Salah satu perwakilan kepala desa, Philipus Aju, menjelaskan kedatangan mereka ke Istana untuk menjelaskan bahwa banyak warga setempat yang terpaksa memiliki kewarganegaraan ganda alias mempunyai KTP Indonesia dan Identity Card (IC) Malaysia. Alasan warga melakukan hal tersebut karena ingin mendapat fasilitas pengobatan.

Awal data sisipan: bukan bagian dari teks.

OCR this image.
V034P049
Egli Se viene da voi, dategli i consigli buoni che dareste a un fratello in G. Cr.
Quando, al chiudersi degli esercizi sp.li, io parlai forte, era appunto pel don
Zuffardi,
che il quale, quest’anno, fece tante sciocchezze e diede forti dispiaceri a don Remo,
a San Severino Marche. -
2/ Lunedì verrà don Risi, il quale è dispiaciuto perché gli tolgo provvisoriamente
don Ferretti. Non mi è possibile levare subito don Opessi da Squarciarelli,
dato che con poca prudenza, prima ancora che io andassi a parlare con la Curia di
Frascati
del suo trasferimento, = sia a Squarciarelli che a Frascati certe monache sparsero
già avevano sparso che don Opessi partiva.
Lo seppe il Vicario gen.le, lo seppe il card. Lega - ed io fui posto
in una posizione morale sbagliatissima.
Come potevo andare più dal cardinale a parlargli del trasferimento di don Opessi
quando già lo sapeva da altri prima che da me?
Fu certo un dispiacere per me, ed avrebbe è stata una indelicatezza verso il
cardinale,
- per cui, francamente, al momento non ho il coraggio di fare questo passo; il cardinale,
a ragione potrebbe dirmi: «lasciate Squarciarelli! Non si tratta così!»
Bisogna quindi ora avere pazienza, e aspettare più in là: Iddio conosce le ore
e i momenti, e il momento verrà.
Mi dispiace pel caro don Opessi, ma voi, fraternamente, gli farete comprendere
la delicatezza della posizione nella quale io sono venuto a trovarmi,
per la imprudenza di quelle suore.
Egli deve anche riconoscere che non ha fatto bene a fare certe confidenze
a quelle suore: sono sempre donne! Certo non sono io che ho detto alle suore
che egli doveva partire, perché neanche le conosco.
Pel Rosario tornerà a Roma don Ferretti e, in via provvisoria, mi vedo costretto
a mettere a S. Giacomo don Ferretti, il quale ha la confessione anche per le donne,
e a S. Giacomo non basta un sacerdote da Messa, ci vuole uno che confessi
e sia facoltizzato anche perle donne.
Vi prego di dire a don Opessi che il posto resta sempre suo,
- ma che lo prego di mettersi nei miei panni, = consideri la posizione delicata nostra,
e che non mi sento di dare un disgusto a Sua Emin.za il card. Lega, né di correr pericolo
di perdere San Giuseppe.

Secara geografis, wilayah kota-kota di Malaysia seperti Keningau, Nabawan, dan Kinabalu tergolong dekat untuk dijangkau daripada berobat ke rumah sakit di kota Nunukan dan Malinau, harus ditempuh sekitar 5-6 jam perjalanan melalui sungai. Meski begitu, Aju menegaskan, rasa nasionalis warga setempat tak pernah tergadai.

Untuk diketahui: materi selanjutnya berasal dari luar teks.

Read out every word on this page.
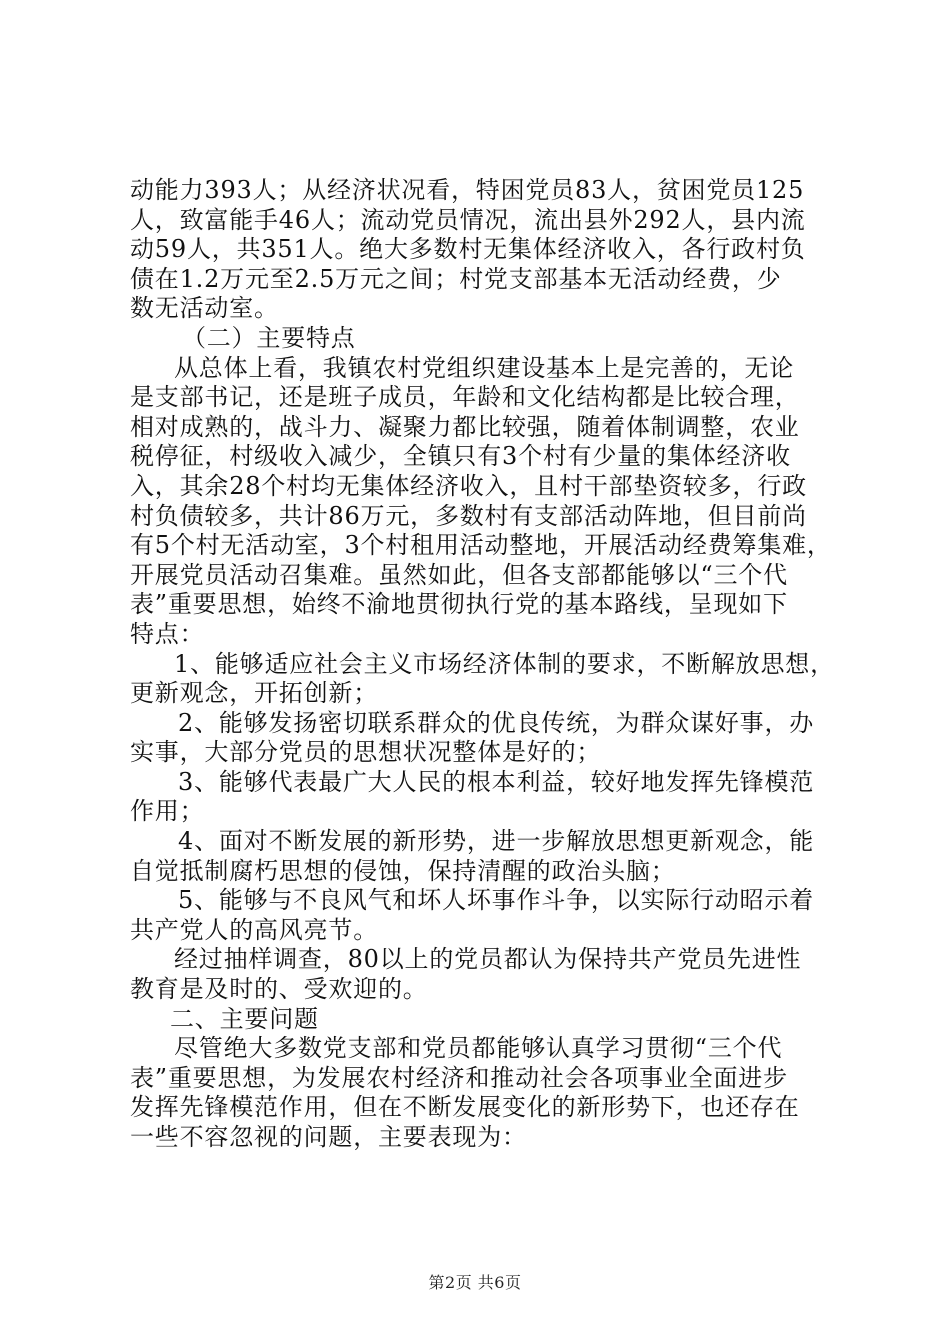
动能力393人；从经济状况看，特困党员83人，贫困党员125
人，致富能手46人；流动党员情况，流出县外292人，县内流
动59人，共351人。绝大多数村无集体经济收入，各行政村负
债在1.2万元至2.5万元之间；村党支部基本无活动经费，少
数无活动室。
（二）主要特点
从总体上看，我镇农村党组织建设基本上是完善的，无论
是支部书记，还是班子成员，年龄和文化结构都是比较合理，
相对成熟的，战斗力、凝聚力都比较强，随着体制调整，农业
税停征，村级收入减少，全镇只有3个村有少量的集体经济收
入，其余28个村均无集体经济收入，且村干部垫资较多，行政
村负债较多，共计86万元，多数村有支部活动阵地，但目前尚
有5个村无活动室，3个村租用活动整地，开展活动经费筹集难，
开展党员活动召集难。虽然如此，但各支部都能够以“三个代
表”重要思想，始终不渝地贯彻执行党的基本路线，呈现如下
特点：
1、能够适应社会主义市场经济体制的要求，不断解放思想，
更新观念，开拓创新；
2、能够发扬密切联系群众的优良传统，为群众谋好事，办
实事，大部分党员的思想状况整体是好的；
3、能够代表最广大人民的根本利益，较好地发挥先锋模范
作用；
4、面对不断发展的新形势，进一步解放思想更新观念，能
自觉抵制腐朽思想的侵蚀，保持清醒的政治头脑；
5、能够与不良风气和坏人坏事作斗争，以实际行动昭示着
共产党人的高风亮节。
经过抽样调查，80以上的党员都认为保持共产党员先进性
教育是及时的、受欢迎的。
二、主要问题
尽管绝大多数党支部和党员都能够认真学习贯彻“三个代
表”重要思想，为发展农村经济和推动社会各项事业全面进步
发挥先锋模范作用，但在不断发展变化的新形势下，也还存在
一些不容忽视的问题，主要表现为：
第2页 共6页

“Yang kami inginkan, pemerintah dapat mendekatkan pelayanan. Baik ekonomi dan pelayanan publik. Sehingga warga kami tidak lagi mengandalkan pengobatan dan pelayanan kesejahteraan lainnya dari Malaysia,” ujar Aju (19/9).
Realisasi DOB
Selain itu, Anggota DPRD Kaltara Hermanus mengungkapkan, wilayah yang menjadi sengketa Indonesia-Malaysia seluas 154.000 Ha. Ini berada di antara Sungai Suamntipal, Sungai Sinapad, Sungai Sasai dan Patok B2700-B3100.
terdapat 21 desa yang secara the facto masuk wilayah Indonesia. “Tetapi pada sisi lain untuk tetap bertahan hidup di perbatasan bergantung sepenuhnya terhadap negara Malaysia, serta memiliki kompleksitas permasalahan sosial ekonomi dan pembangunan,” ungkapnya.
Lebih lanjut, masyarakat juga menuntut pembentukan Daerah Otonomi Baru (DOB) Kabupaten Bumi Dayak (Kabudaya) agar cepat terealisasi. DOB Kabudaya ini memiliki cakupan Kecamatan Sembakung, Lumbis, Sebuku, Tulin Onsoi, Lumbis Ogong dan Sembakung Atulai.
“Wilayah ini memiliki potensi alam yang cukup dan jika merujuk pada kajian pemerintah daerah Kabuapten Nunukan bekerja sama dengan Universitas Gajah Mada DOB Kabudaya Perbatasan di yakini tidak membebani fiskal negara,” pungkas Hermanus yang juga merupakan sekretaris DOB Kabudaya.